Les villes sont des phrases, dont les humains sont les mots. Le monde est un livre ouvert, qui n’attend qu’à être lu, attentivement. UrbanEye, l’oeil Urbain : C’est le regard qui fait le monde, qui le redécouvre à chaque génération, ou à chaque sortie de chez soi.
« Nous qui y sommes confrontés et le regardons, refaisons le monde et relions les choses en les voyant ; aucun des paysages où la main de l’homme est intervenue n’échappe à ce regard synthétique, qui cimente les choses et les interprète comme un tout cohérent […] comme si nous construisions des phrases, une syntaxe entre les unités isolées qui nous entourent. »
Stefan Hertmans, Entre villes, 1998
La métaphore littéraire pouvant se décliner ainsi à plusieurs échelles. Le tout étant d’arriver à lire, et de comprendre ce que l’on lit. N’est-ce pas (aussi) en lisant que l’on apprend ? Déjà, c’est en observant que l’on commence à comprendre. Et en comprenant, on avance.
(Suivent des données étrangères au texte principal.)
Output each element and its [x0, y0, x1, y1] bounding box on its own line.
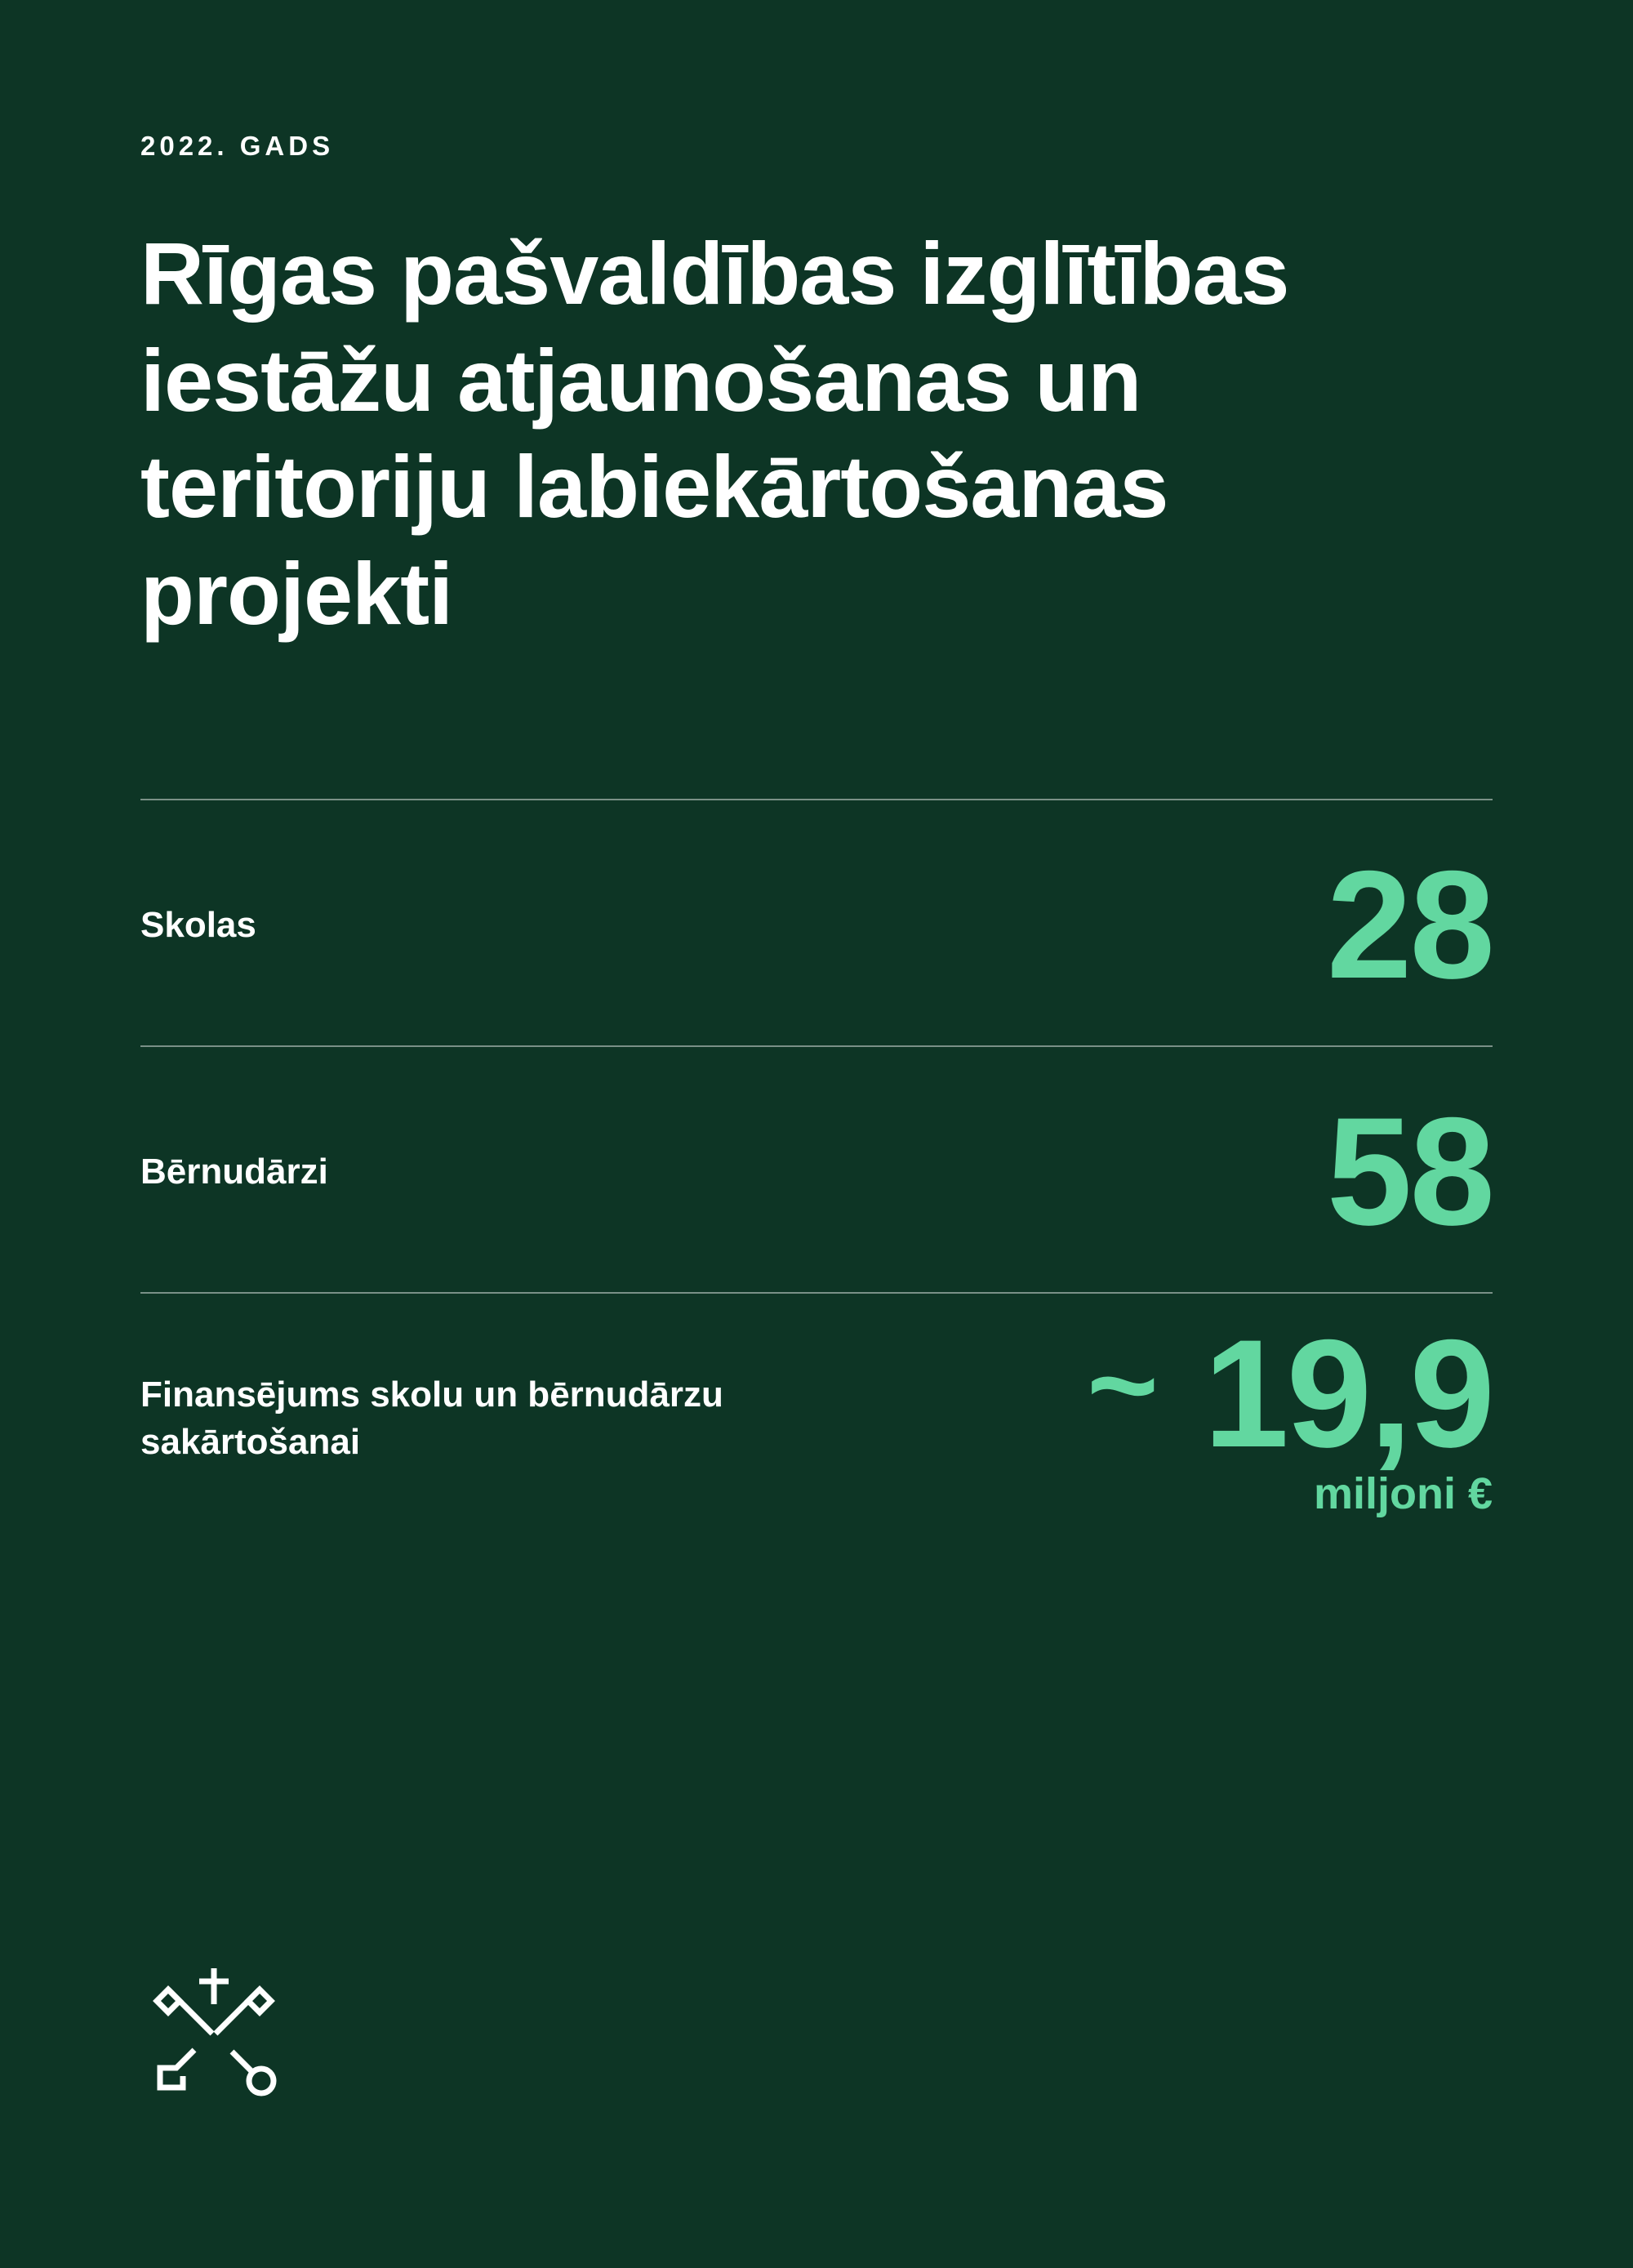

C’est le travail du géographe de lire le monde (ou de tout scientifique d’ailleurs), et celui de l’urbaniste, mais c’est tout autant le plaisir du touriste et celui du quotidien. Car nous avons cela en nous, en chacun de nous. Nous sommes par nature, dès le plus jeune âge, des explorateurs.
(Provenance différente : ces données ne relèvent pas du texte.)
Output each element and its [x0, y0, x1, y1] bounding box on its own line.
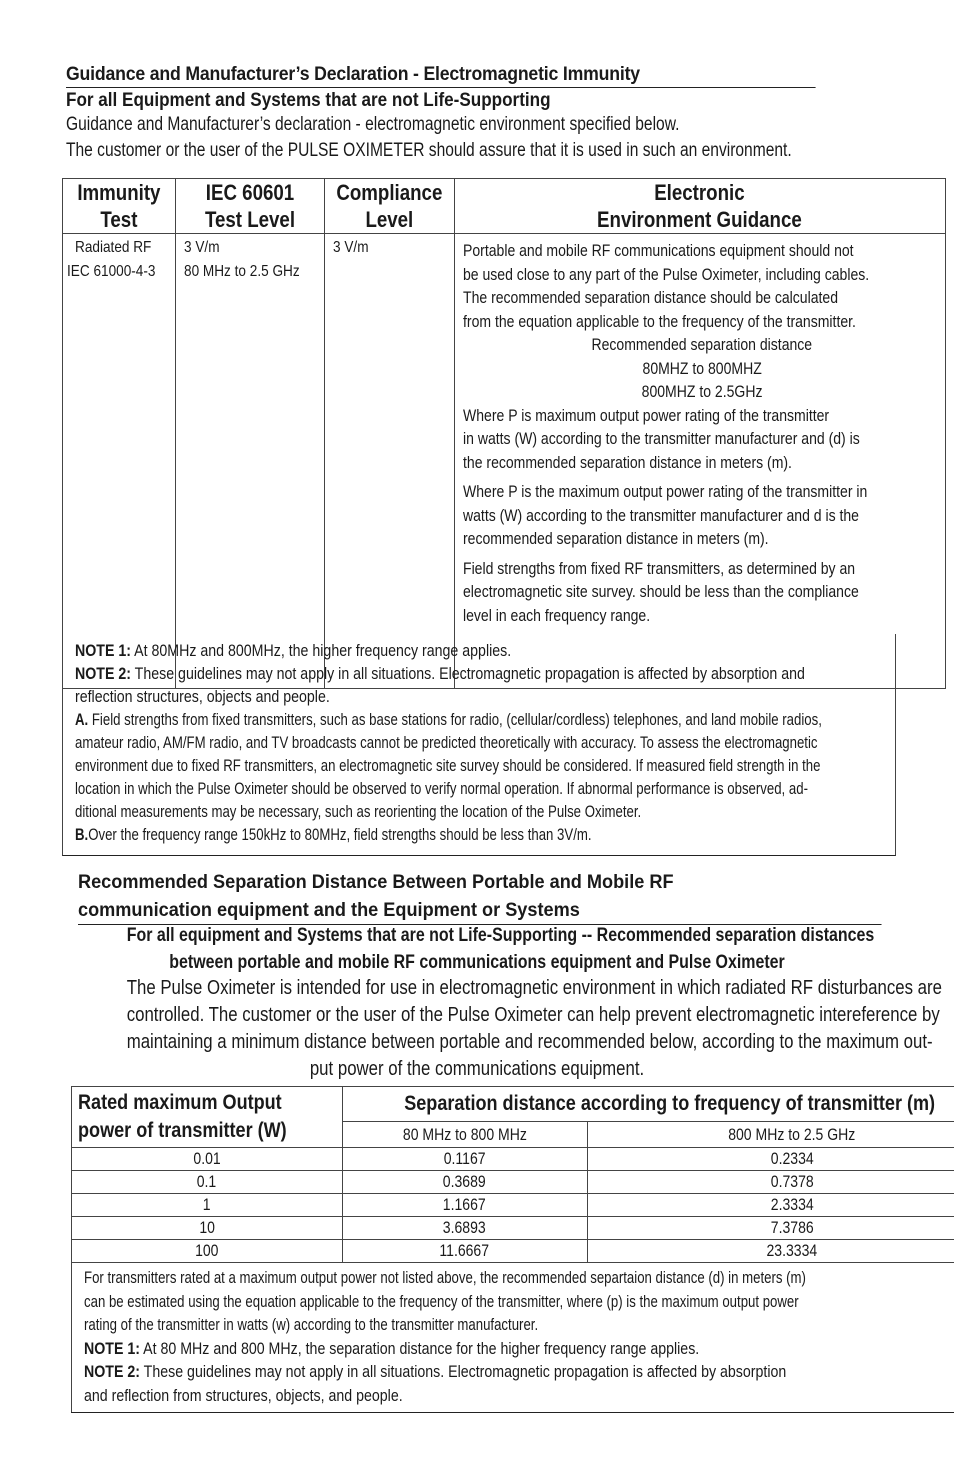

L’exploration des villes se situe dans l’exploration du monde, en ce qu’elles sont à l’être humain ce qu’une bibliothèque est aux mots : un lieu de concentration et de confrontation (dans les deux sens de compétition autant que de coopération) et riche terreau de création. La ville est le terroir des idées. Mais la multitude rend aveugle. Comment comprendre une fourmi, lorsque l’on regarde une fourmillière ? On est vite hypnotisé. Comment connaître une bibliothèque, lorsqu’on a un temps fini dans un espace infini ?

Exploration infinie
Le monde est infini, tel une fractale, et lorsqu’on a terminé d’en faire le tour, on a toujours encore a explorer le détail de toute sa surface, le local, ou le global (voir simultanément plusieurs lieux et leurs liens qu’on ne peut connaître en étant sur place, ce pour quoi il faut prendre de la hauteur), sans parler de la 3ème dimension (les étages, les sous-sols). Cumuler et confronter les connaissances de ces territoires, de ces univers pris en tant que tels, à une échelle de plus en plus fine : une aire culturelle, un pays, un département, un terroir, une ville, un quartier, …une famille, une vie humaine. Et quand on connait tout sur tout, il reste a explorer le temps ! On rentre dans l’Histoire, sans sortir de la Géographie. Qu’est-ce qui a changé depuis mon dernier passage ici, là, depuis 3ans? depuis 3000ans? Ce qui donne une dimension infinie au voyage : chaque jour qui passe transforme un lieu connu en terra incognita. Et quand on veut continuer d’explorer, ailleurs, avant l’espace sidéral, il y a les océans, ou le monde microscopique, et surtout, dernier horizon, la conscience humaine, si vaste et insaisissable, étrange contrée à la fois la mieux connue et la moins bien connue. L’Histoire des autres, d’abord, prise individuellement, comme horizon itératif suivant celui de la famille, les communautés, la nation. Puis enfin, l’horizon ultime, la plus « petite » (en fait, grande…) échelle de la géographie, mais le plus vaste et le plus hostile des territoires : nous-même, notre conscience, puis l’inconscient, paradoxalement le plus vaste des territoires terrestres.
Pour terminer, revenons à l’espace, qui n’est finalement surtout que le fruit de nos perceptions, avec cette citation hautement sage et savante de M. Perec :
Vivre, c’est passer d’un espace à un autre, en essayant le plus possible de ne pas se cogner.
Georges Perec, Espèces d’espaces, 1974.